Derzeit forciert die AMS-Landesorganisation in Wien bereits überregionale Vermittlung, etwa indem Arbeitgeber aus dem Westen zu Jobmessen geladen werden.
Allerdings gestaltet es sich in der Praxis oft schwierig, Menschen von Ost nach West zu bekommen. Wie beurteilen Experten den Vorschlag? Die Arbeitsmarktexpertin Gudrun Biffl geht davon aus, dass das AMS nur unqualifizierte Flüchtlinge in die saisonalen Tätigkeiten vermitteln wird, für alle anderen werde eher in weitere Ausbildungen investiert werden. Das ambitionierte Ziel, über 9000 Menschen zu vermitteln, hält sie für erreichbar. In Österreich gilt seit 2017, dass anerkannte Flüchtlinge zunächst nur für drei Jahre eine Aufenthaltserlaubnis bekommen. Danach wird der Status überprüft. Dabei spielt Integrationswilligkeit eine Rolle. Viele Flüchtlinge werden also ohnehin bemüht sein, schnell einen Job zu bekommen, für sie komme die Initiative recht, sagt Biffl.

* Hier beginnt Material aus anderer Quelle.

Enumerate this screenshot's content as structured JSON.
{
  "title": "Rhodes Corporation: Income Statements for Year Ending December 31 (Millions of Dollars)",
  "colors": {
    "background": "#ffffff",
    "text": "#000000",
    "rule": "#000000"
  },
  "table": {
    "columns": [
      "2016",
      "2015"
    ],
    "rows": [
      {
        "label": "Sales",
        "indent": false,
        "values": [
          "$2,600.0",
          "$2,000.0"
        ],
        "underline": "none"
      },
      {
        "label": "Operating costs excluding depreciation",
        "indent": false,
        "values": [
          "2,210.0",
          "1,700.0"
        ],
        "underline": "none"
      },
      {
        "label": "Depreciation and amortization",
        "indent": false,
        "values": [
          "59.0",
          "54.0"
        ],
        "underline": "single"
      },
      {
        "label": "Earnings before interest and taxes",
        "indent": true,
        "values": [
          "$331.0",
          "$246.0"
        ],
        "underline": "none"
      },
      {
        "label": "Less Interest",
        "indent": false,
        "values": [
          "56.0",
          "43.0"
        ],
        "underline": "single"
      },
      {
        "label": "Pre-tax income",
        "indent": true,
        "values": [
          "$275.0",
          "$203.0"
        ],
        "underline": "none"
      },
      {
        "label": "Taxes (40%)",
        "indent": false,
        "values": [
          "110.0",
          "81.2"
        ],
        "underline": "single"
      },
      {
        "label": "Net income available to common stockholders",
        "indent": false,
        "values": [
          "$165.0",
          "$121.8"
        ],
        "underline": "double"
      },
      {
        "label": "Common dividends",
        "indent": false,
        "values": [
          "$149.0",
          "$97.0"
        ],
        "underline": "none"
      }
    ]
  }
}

Skeptisch zeigt sich der Arbeitsmarktexperte August Gächter. „Gerade bei Menschen ohne Ausbildung, die aber langfristig in Österreich bleiben werden, wäre es wichtiger, in eine Qualifizierung zu investieren“, sagt er. Die österreichische Wirtschaft suche händeringend qualifizierte Arbeitnehmer, „viele der anerkannten Flüchtlinge wären qualifizierbar“.
Kurse in Wien
Wie berichtet, wird 2019 noch eine Neuerung für Flüchtlinge bringen. Künftig wird es kein Extrabudget mehr für Flüchtlinge geben, bisher wurden sowohl Deutschkurse als auch das Integrationsjahr extra dotiert. Zum Integrationsjahr gehören etwa die Kompetenzfeststellungen.
Wie der Δtandard erfuhr, heißt das aber nicht, dass das AMS gar keine Integration mehr fördern wird. Den AMS-Landesgeschäftsstellen sind ein Budget und Ziele vorgegeben, über einen Teil der Gelder können sie verfügen. Das AMS Wien wird im kommenden Jahr noch rund 22.000 Plätze für Deutschkurse zur Verfügung stellen, heuer waren es rund 40.000. Auch die Kompetenzchecks bleiben in der Hauptstadt erhalten. Die Zahl der vom AMS betreuten Flüchtlinge ist zuletzt noch leicht gestiegen.